In order to ensure the widest possible use, XML requires conforming processors to support usage of the characters from ISO 10646 (Unicode) in both markup and data. For the convenience of those still working without Unicode editors (currently the majority of users), processors are encouraged to accept other character-set encodings as well.

XML also restricts, in some ways, the normal SGML syntax for declaring elements and attributes. In particular, the AND connector is dropped, inclusion and exclusion exceptions are dropped, and the set of data types for attributes is simplified and rationalized (within the limits set by the design goal of compatibility with SGML).

Conditional marked sections are allowed in the DTD, but not in the document instance. In DTDs, conditional sections allow easy customization of the DTD; they appear unnecessary in document instances, since most practitioners agree that variant text is better handled with specialized elements and style-sheets. CDATA marked sections, in which markup characters need not be escaped, are allowed only in the document itself, and only in a restricted form.

In the interests of simplicity, XML abandons SGML's notion of abstract syntax and defines only a single concrete syntax, modeled on SGML's reference concrete syntax but extended to handle polyglot documents and large documents better.
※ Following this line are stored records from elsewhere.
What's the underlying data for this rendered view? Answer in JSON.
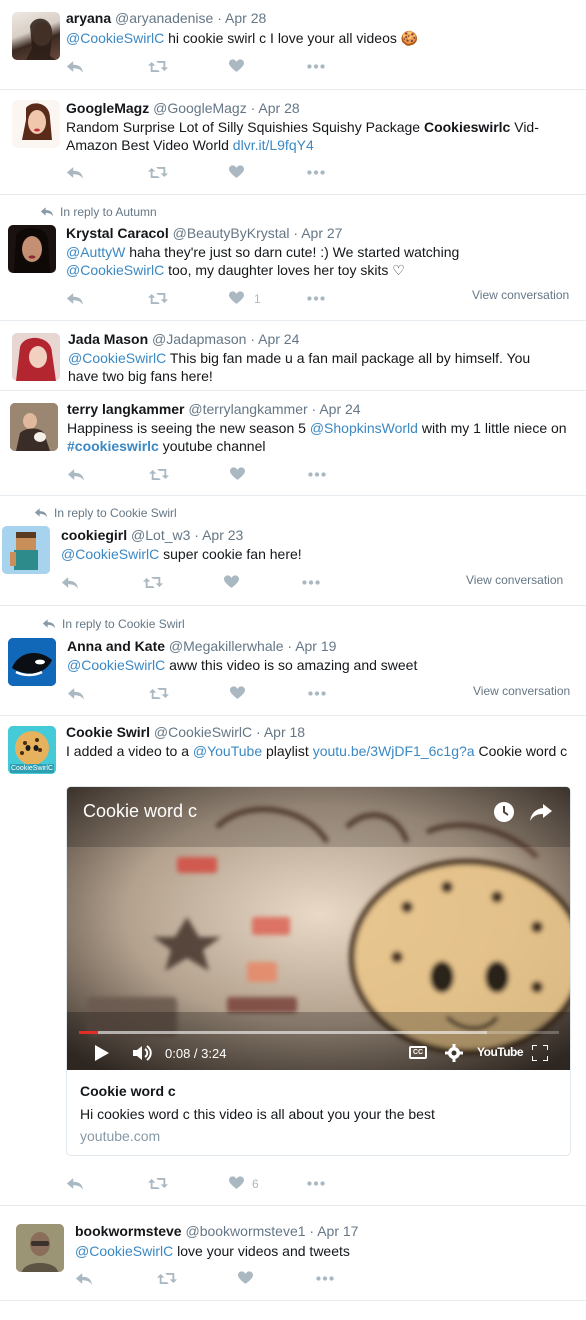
{
  "tweets": [
    {
      "name": "aryana",
      "handle": "@aryanadenise",
      "sep": "·",
      "date": "Apr 28",
      "body": {
        "m1": "@CookieSwirlC",
        "t1": " hi cookie swirl c I love your all videos 🍪"
      }
    },
    {
      "name": "GoogleMagz",
      "handle": "@GoogleMagz",
      "sep": "·",
      "date": "Apr 28",
      "body": {
        "t1": "Random Surprise Lot of Silly Squishies Squishy Package ",
        "b1": "Cookieswirlc",
        "t2": " Vid- Amazon Best Video World ",
        "l1": "dlvr.it/L9fqY4"
      }
    },
    {
      "reply_to": "In reply to Autumn",
      "name": "Krystal Caracol",
      "handle": "@BeautyByKrystal",
      "sep": "·",
      "date": "Apr 27",
      "body": {
        "m1": "@AuttyW",
        "t1": " haha they're just so darn cute! :) We started watching ",
        "m2": "@CookieSwirlC",
        "t2": " too, my daughter loves her toy skits ♡"
      },
      "likes": "1",
      "view_conversation": "View conversation"
    },
    {
      "name": "Jada Mason",
      "handle": "@Jadapmason",
      "sep": "·",
      "date": "Apr 24",
      "body": {
        "m1": "@CookieSwirlC",
        "t1": " This big fan made u a fan mail package all by himself.  You have two big fans here!"
      }
    },
    {
      "name": "terry langkammer",
      "handle": "@terrylangkammer",
      "sep": "·",
      "date": "Apr 24",
      "body": {
        "t1": "Happiness is seeing the new season 5 ",
        "m1": "@ShopkinsWorld",
        "t2": " with my 1 little niece on ",
        "h1": "#cookieswirlc",
        "t3": " youtube channel"
      }
    },
    {
      "reply_to": "In reply to Cookie Swirl",
      "name": "cookiegirl",
      "handle": "@Lot_w3",
      "sep": "·",
      "date": "Apr 23",
      "body": {
        "m1": "@CookieSwirlC",
        "t1": " super cookie fan here!"
      },
      "view_conversation": "View conversation"
    },
    {
      "reply_to": "In reply to Cookie Swirl",
      "name": "Anna and Kate",
      "handle": "@Megakillerwhale",
      "sep": "·",
      "date": "Apr 19",
      "body": {
        "m1": "@CookieSwirlC",
        "t1": " aww this video is so amazing and sweet"
      },
      "view_conversation": "View conversation"
    },
    {
      "name": "Cookie Swirl",
      "handle": "@CookieSwirlC",
      "sep": "·",
      "date": "Apr 18",
      "body": {
        "t1": "I added a video to a ",
        "m1": "@YouTube",
        "t2": " playlist ",
        "l1": "youtu.be/3WjDF1_6c1g?a",
        "t3": " Cookie word c"
      },
      "avatar_text": "CookieSwirlC",
      "likes": "6",
      "card": {
        "video_title": "Cookie word c",
        "time_current": "0:08",
        "time_sep": " / ",
        "time_total": "3:24",
        "progress": 0.04,
        "buffered": 0.85,
        "youtube_logo": "YouTube",
        "cc_label": "CC",
        "title": "Cookie word c",
        "description": "Hi cookies word c this video is all about you your the best",
        "domain": "youtube.com"
      }
    },
    {
      "name": "bookwormsteve",
      "handle": "@bookwormsteve1",
      "sep": "·",
      "date": "Apr 17",
      "body": {
        "m1": "@CookieSwirlC",
        "t1": " love your videos and tweets"
      }
    }
  ],
  "colors": {
    "link": "#3b88c3",
    "icon": "#aab8c2",
    "muted": "#657786",
    "divider": "#e6ecf0"
  },
  "icons": [
    "reply-icon",
    "retweet-icon",
    "heart-icon",
    "more-icon",
    "clock-icon",
    "share-icon",
    "play-icon",
    "volume-icon",
    "cc-icon",
    "settings-icon",
    "fullscreen-icon"
  ]
}
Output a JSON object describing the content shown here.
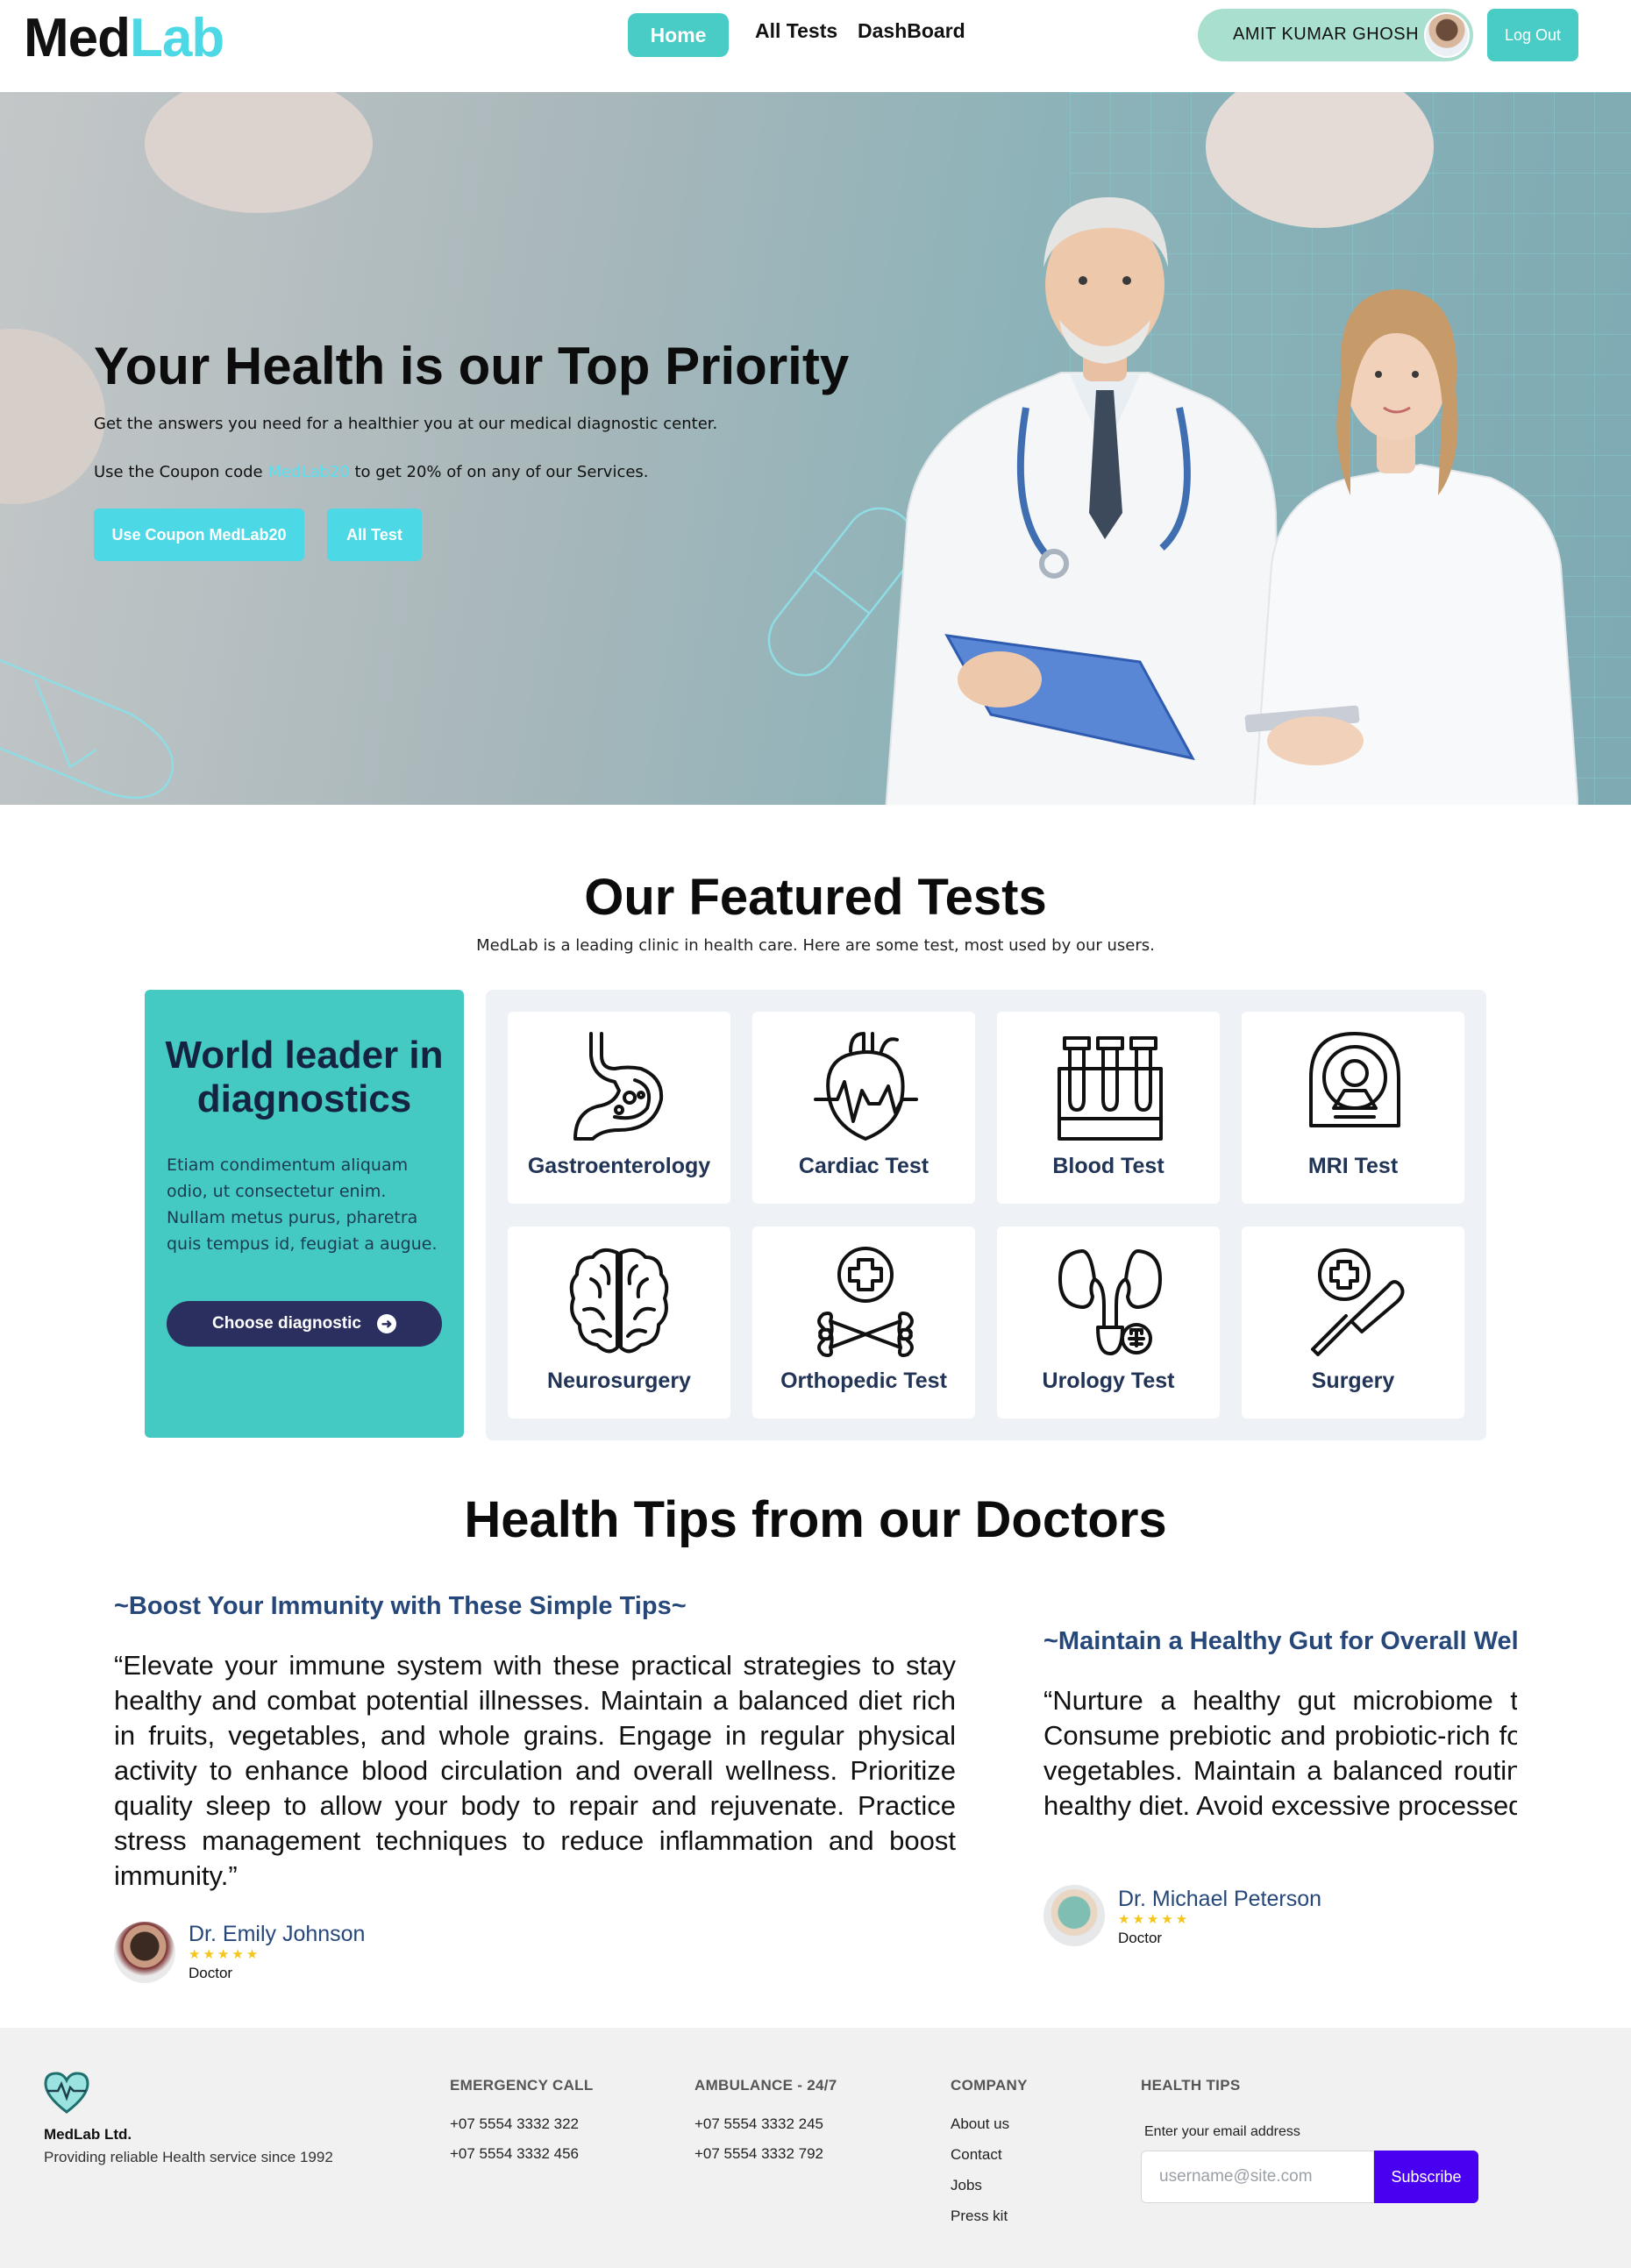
{
  "nav": {
    "logo_med": "Med",
    "logo_lab": "Lab",
    "home": "Home",
    "all_tests": "All Tests",
    "dashboard": "DashBoard",
    "user_name": "AMIT KUMAR GHOSH",
    "logout": "Log Out"
  },
  "hero": {
    "title": "Your Health is our Top Priority",
    "subtitle": "Get the answers you need for a healthier you at our medical diagnostic center.",
    "coupon_prefix": "Use the Coupon code ",
    "coupon_code": "MedLab20",
    "coupon_suffix": " to get 20% of on any of our Services.",
    "btn_coupon": "Use Coupon MedLab20",
    "btn_all": "All Test"
  },
  "featured": {
    "title": "Our Featured Tests",
    "subtitle": "MedLab is a leading clinic in health care. Here are some test, most used by our users.",
    "promo_title": "World leader in diagnostics",
    "promo_text": "Etiam condimentum aliquam odio, ut consectetur enim. Nullam metus purus, pharetra quis tempus id, feugiat a augue.",
    "promo_button": "Choose diagnostic",
    "tests": [
      {
        "label": "Gastroenterology",
        "icon": "stomach-icon"
      },
      {
        "label": "Cardiac Test",
        "icon": "heart-icon"
      },
      {
        "label": "Blood Test",
        "icon": "test-tubes-icon"
      },
      {
        "label": "MRI Test",
        "icon": "mri-scanner-icon"
      },
      {
        "label": "Neurosurgery",
        "icon": "brain-icon"
      },
      {
        "label": "Orthopedic Test",
        "icon": "bone-icon"
      },
      {
        "label": "Urology Test",
        "icon": "kidney-icon"
      },
      {
        "label": "Surgery",
        "icon": "scalpel-icon"
      }
    ]
  },
  "tips": {
    "title": "Health Tips from our Doctors",
    "items": [
      {
        "title": "~Boost Your Immunity with These Simple Tips~",
        "body": "“Elevate your immune system with these practical strategies to stay healthy and combat potential illnesses. Maintain a balanced diet rich in fruits, vegetables, and whole grains. Engage in regular physical activity to enhance blood circulation and overall wellness. Prioritize quality sleep to allow your body to repair and rejuvenate. Practice stress management techniques to reduce inflammation and boost immunity.”",
        "author": "Dr. Emily Johnson",
        "stars": "★★★★★",
        "role": "Doctor"
      },
      {
        "title": "~Maintain a Healthy Gut for Overall Well-being~",
        "body": "“Nurture a healthy gut microbiome to support overall well-being. Consume prebiotic and probiotic-rich foods like yogurt and fermented vegetables. Maintain a balanced routine with regular exercise and a healthy diet. Avoid excessive processed foods and sugary drinks.”",
        "author": "Dr. Michael Peterson",
        "stars": "★★★★★",
        "role": "Doctor"
      }
    ]
  },
  "footer": {
    "brand": "MedLab Ltd.",
    "tagline": "Providing reliable Health service since 1992",
    "emergency_head": "EMERGENCY CALL",
    "emergency": [
      "+07 5554 3332 322",
      "+07 5554 3332 456"
    ],
    "ambulance_head": "AMBULANCE - 24/7",
    "ambulance": [
      "+07 5554 3332 245",
      "+07 5554 3332 792"
    ],
    "company_head": "COMPANY",
    "company": [
      "About us",
      "Contact",
      "Jobs",
      "Press kit"
    ],
    "tips_head": "HEALTH TIPS",
    "email_label": "Enter your email address",
    "email_placeholder": "username@site.com",
    "subscribe": "Subscribe"
  },
  "colors": {
    "accent": "#49cbc6",
    "cyan": "#4dd8e6",
    "navy": "#2b2f5f",
    "subscribe": "#4a00f0"
  }
}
In XML, all tags will be enclosed in < and >, all entity references between & and &refc;, and all attribute values quoted. Unlike SGML, XML provides no mechanism for changing the default delimiters.

Future Plans

At the time this paper is submitted, it is the intention of the ERB to revise the draft XML spec and to turn, in early 1997, to the topic of hyperlink typology. In late 1997, the third phase of the project will see the specification of a subset of the Document Style Semantics and Specification Language (DSSSL) intended for use in network browsers (DSSSL-Online). The XML specification may change as a result of work in the two later phases; when it appears stable, steps will be taken to move it through the normal W3C processes to make it a technical report, then a proposed recommendation, and finally a specification of recommended practice.